Abstract:Point-based cell recognition, which aims to localize and classify cells present in a pathology image, is a fundamental task in digital pathology image analysis. The recently developed point-to-point network (P2PNet) has achieved unprecedented cell recognition accuracy and efficiency compared to methods that rely on intermediate density map representations. However, P2PNet could not leverage multi-scale information since it can only decode a single feature map. Moreover, the distribution of predefined point proposals, which is determined by data properties, restricts the resolution of the feature map to decode, i.e., the encoder design. To lift these limitations, we propose a variant of P2PNet named deformable proposal-aware P2PNet (DPA-P2PNet) in this study.

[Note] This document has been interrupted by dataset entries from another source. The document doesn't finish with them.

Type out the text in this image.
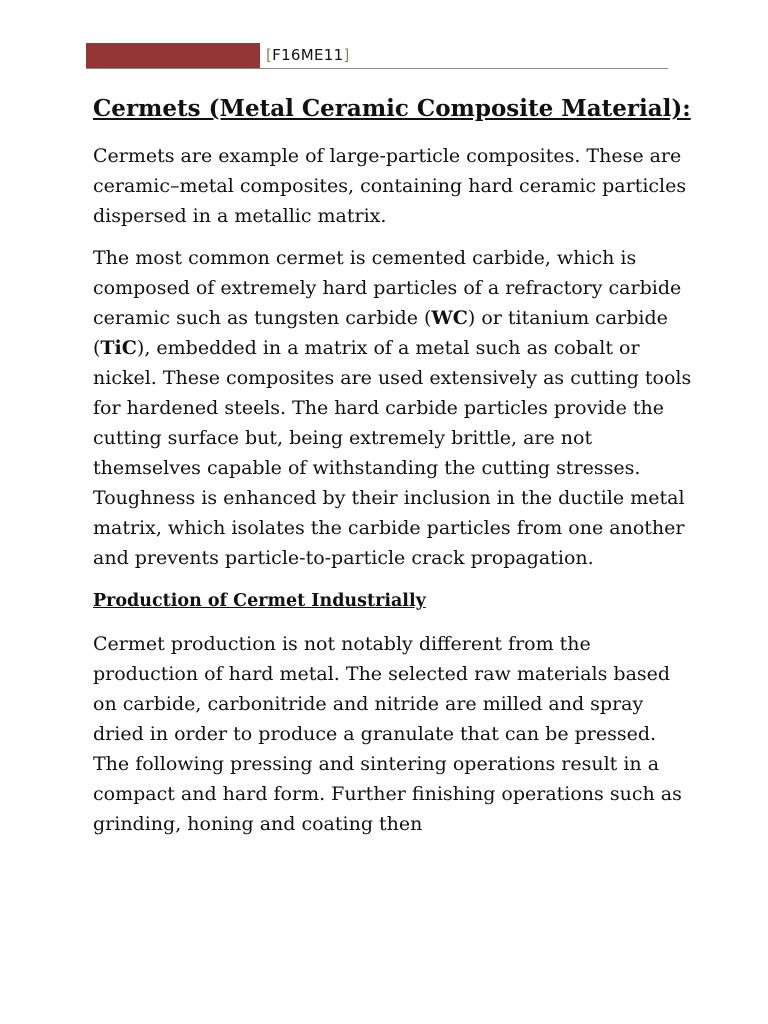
[F16ME11]
Cermets (Metal Ceramic Composite Material):

Cermets are example of large-particle composites. These are ceramic–metal composites, containing hard ceramic particles dispersed in a metallic matrix.

The most common cermet is cemented carbide, which is composed of extremely hard particles of a refractory carbide ceramic such as tungsten carbide (WC) or titanium carbide (TiC), embedded in a matrix of a metal such as cobalt or nickel. These composites are used extensively as cutting tools for hardened steels. The hard carbide particles provide the cutting surface but, being extremely brittle, are not themselves capable of withstanding the cutting stresses. Toughness is enhanced by their inclusion in the ductile metal matrix, which isolates the carbide particles from one another and prevents particle-to-particle crack propagation.

Production of Cermet Industrially

Cermet production is not notably different from the production of hard metal. The selected raw materials based on carbide, carbonitride and nitride are milled and spray dried in order to produce a granulate that can be pressed. The following pressing and sintering operations result in a compact and hard form. Further finishing operations such as grinding, honing and coating then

The proposed method uses coordinates of point proposals to directly extract multi-scale region-of-interest (ROI) features for feature enhancement. Such a design also opens up possibilities to exploit dynamic distributions of proposals. We further devise a deformation module to improve the proposal quality. Extensive experiments on four datasets with various staining styles demonstrate that DPA-P2PNet outperforms the state-of-the-art methods on point-based cell recognition, which reveals the high potentiality in assisting pathologist assessments.